Regelmäßige Klauseltests im Rahmen einer Gesellschaftsvertragsprüfung sind sinnvoll. Was vor zehn Jahren tragfähig war, kann in einer neuen Familienlage oder bei einer geänderten Bilanzstruktur zu unangemessenen Ergebnissen führen. Ein Blick auf die Klausel im Rahmen der geplanten Nachfolge ist die günstigste Versicherung gegen später hohe Streitkosten.

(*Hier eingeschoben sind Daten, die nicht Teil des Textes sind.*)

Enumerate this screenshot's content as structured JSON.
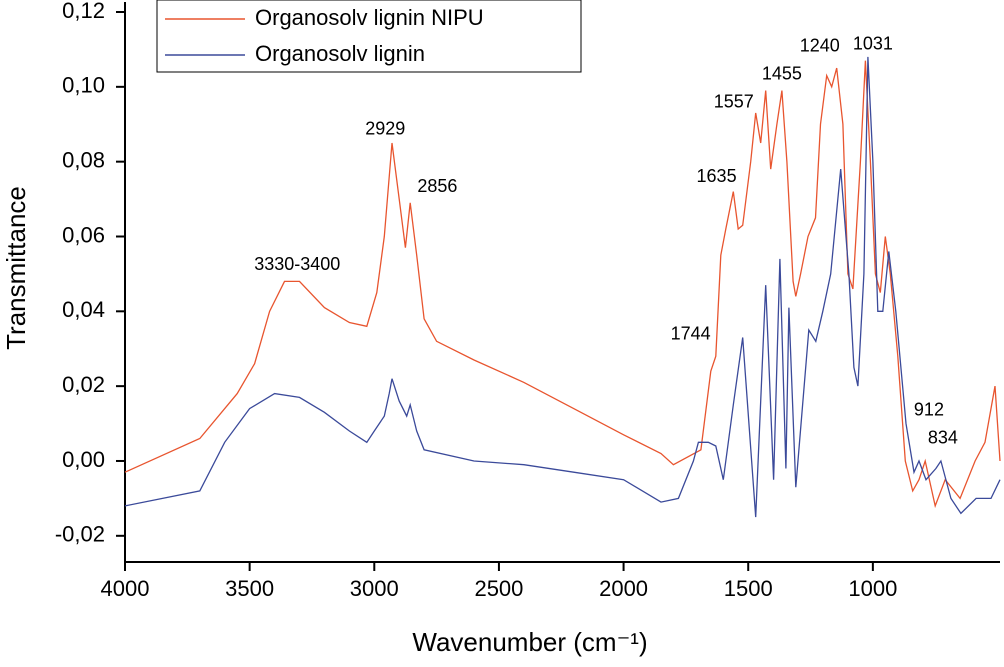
{
  "chart_data": {
    "type": "line",
    "xlabel": "Wavenumber (cm⁻¹)",
    "ylabel": "Transmittance",
    "xlim": [
      4000,
      490
    ],
    "ylim": [
      -0.027,
      0.12
    ],
    "xticks": [
      4000,
      3500,
      3000,
      2500,
      2000,
      1500,
      1000
    ],
    "yticks": [
      {
        "value": -0.02,
        "label": "-0,02"
      },
      {
        "value": 0,
        "label": "0,00"
      },
      {
        "value": 0.02,
        "label": "0,02"
      },
      {
        "value": 0.04,
        "label": "0,04"
      },
      {
        "value": 0.06,
        "label": "0,06"
      },
      {
        "value": 0.08,
        "label": "0,08"
      },
      {
        "value": 0.1,
        "label": "0,10"
      },
      {
        "value": 0.12,
        "label": "0,12"
      }
    ],
    "legend": "upper left",
    "series": [
      {
        "name": "Organosolv lignin NIPU",
        "color": "#e8552f",
        "x": [
          4000,
          3700,
          3550,
          3480,
          3420,
          3360,
          3300,
          3200,
          3100,
          3030,
          2990,
          2960,
          2929,
          2900,
          2875,
          2856,
          2830,
          2800,
          2750,
          2600,
          2400,
          2200,
          2000,
          1850,
          1800,
          1690,
          1650,
          1630,
          1610,
          1590,
          1560,
          1540,
          1522,
          1490,
          1470,
          1450,
          1430,
          1410,
          1385,
          1365,
          1345,
          1320,
          1309,
          1290,
          1260,
          1230,
          1210,
          1185,
          1165,
          1145,
          1120,
          1100,
          1080,
          1050,
          1030,
          1010,
          990,
          970,
          950,
          930,
          900,
          870,
          840,
          815,
          790,
          750,
          710,
          650,
          590,
          550,
          510,
          490
        ],
        "values": [
          -0.003,
          0.006,
          0.018,
          0.026,
          0.04,
          0.048,
          0.048,
          0.041,
          0.037,
          0.036,
          0.045,
          0.06,
          0.085,
          0.07,
          0.057,
          0.069,
          0.055,
          0.038,
          0.032,
          0.027,
          0.021,
          0.014,
          0.007,
          0.002,
          -0.001,
          0.003,
          0.024,
          0.028,
          0.055,
          0.062,
          0.072,
          0.062,
          0.063,
          0.08,
          0.093,
          0.085,
          0.099,
          0.078,
          0.09,
          0.099,
          0.08,
          0.048,
          0.044,
          0.05,
          0.06,
          0.065,
          0.09,
          0.103,
          0.1,
          0.105,
          0.09,
          0.05,
          0.046,
          0.08,
          0.107,
          0.08,
          0.05,
          0.045,
          0.06,
          0.05,
          0.028,
          0.0,
          -0.008,
          -0.005,
          0.0,
          -0.012,
          -0.005,
          -0.01,
          0.0,
          0.005,
          0.02,
          0.0
        ]
      },
      {
        "name": "Organosolv lignin",
        "color": "#3b4a9a",
        "x": [
          4000,
          3700,
          3600,
          3500,
          3400,
          3300,
          3200,
          3100,
          3030,
          3000,
          2960,
          2940,
          2929,
          2900,
          2870,
          2856,
          2830,
          2800,
          2600,
          2400,
          2200,
          2000,
          1850,
          1780,
          1720,
          1700,
          1660,
          1630,
          1600,
          1560,
          1522,
          1470,
          1430,
          1398,
          1373,
          1349,
          1337,
          1309,
          1257,
          1229,
          1201,
          1169,
          1129,
          1096,
          1076,
          1060,
          1036,
          1020,
          1000,
          980,
          960,
          936,
          908,
          867,
          835,
          815,
          787,
          747,
          727,
          687,
          647,
          586,
          526,
          490
        ],
        "values": [
          -0.012,
          -0.008,
          0.005,
          0.014,
          0.018,
          0.017,
          0.013,
          0.008,
          0.005,
          0.008,
          0.012,
          0.018,
          0.022,
          0.016,
          0.012,
          0.015,
          0.008,
          0.003,
          0.0,
          -0.001,
          -0.003,
          -0.005,
          -0.011,
          -0.01,
          0.0,
          0.005,
          0.005,
          0.004,
          -0.005,
          0.015,
          0.033,
          -0.015,
          0.047,
          -0.005,
          0.054,
          -0.002,
          0.041,
          -0.007,
          0.035,
          0.032,
          0.04,
          0.05,
          0.078,
          0.05,
          0.025,
          0.02,
          0.05,
          0.108,
          0.08,
          0.04,
          0.04,
          0.056,
          0.04,
          0.01,
          -0.003,
          0.0,
          -0.005,
          -0.002,
          0.0,
          -0.01,
          -0.014,
          -0.01,
          -0.01,
          -0.005
        ]
      }
    ],
    "annotations": [
      {
        "text": "3330-3400",
        "x": 3309,
        "y": 0.0523
      },
      {
        "text": "2929",
        "x": 2956,
        "y": 0.0885
      },
      {
        "text": "2856",
        "x": 2747,
        "y": 0.0732
      },
      {
        "text": "1744",
        "x": 1731,
        "y": 0.0338
      },
      {
        "text": "1635",
        "x": 1627,
        "y": 0.0759
      },
      {
        "text": "1557",
        "x": 1558,
        "y": 0.0957
      },
      {
        "text": "1455",
        "x": 1365,
        "y": 0.1032
      },
      {
        "text": "1240",
        "x": 1213,
        "y": 0.1107
      },
      {
        "text": "1031",
        "x": 1000,
        "y": 0.1113
      },
      {
        "text": "912",
        "x": 775,
        "y": 0.0134
      },
      {
        "text": "834",
        "x": 719,
        "y": 0.0059
      }
    ]
  }
}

Häufige Fragen zum Aufgriffsrecht

Ist ein Aufgriffsrecht dasselbe wie eine Vinkulierung?

Nein. Die Vinkulierung ist eine Zustimmungskontrolle vor einer beabsichtigten Übertragung durch den Gesellschafter selbst. Das Aufgriffsrecht öffnet bei einem definierten Ereignis, etwa Tod oder Rückzug, einen Erwerbsweg für bestimmte Berechtigte. Beide Instrumente können nebeneinander bestehen und sich sinnvoll ergänzen.

Gibt es einen gesetzlich fixierten Preis für den Aufgriff?

Nein. Das Gesetz gibt keinen Standardpreis vor. Die Bewertung folgt der vertraglichen Klausel. Formeln, Multiplikatoren oder Sachverständigenverfahren sind zulässig, unterliegen aber Wirksamkeitsgrenzen der ständigen Rechtsprechung. Grob unangemessene Beschränkungen können an zwingenden Regeln des ABGB scheitern.

Wie schnell muss das Aufgriffsrecht ausgeübt werden?

Die Ausübungsfrist ergibt sich aus der Klausel. Der Gesetzgeber gibt keine allgemeine Standardfrist vor. Sinnvoll sind Fristen, die in einem Konfliktfall wirklich einhaltbar sind und die interne Abstimmung, Bewertung und formgerechte Erklärung ermöglichen. Zu kurze Fristen entwerten die Klausel.

Was passiert, wenn kein Berechtigter das Aufgriffsrecht ausübt?

Die Klausel sollte für diesen Fall einen rechtlich zulässigen Auffangmechanismus vorsehen. Dazu gehören etwa eine zweite Rangstufe unter den Gesellschaftern, eine angemessene Fristverlängerung oder die geordnete Freigabe an einen konkret zugelassenen Dritterwerber. Ohne Auffanglösung entsteht eine ungeplante Zwischenlage.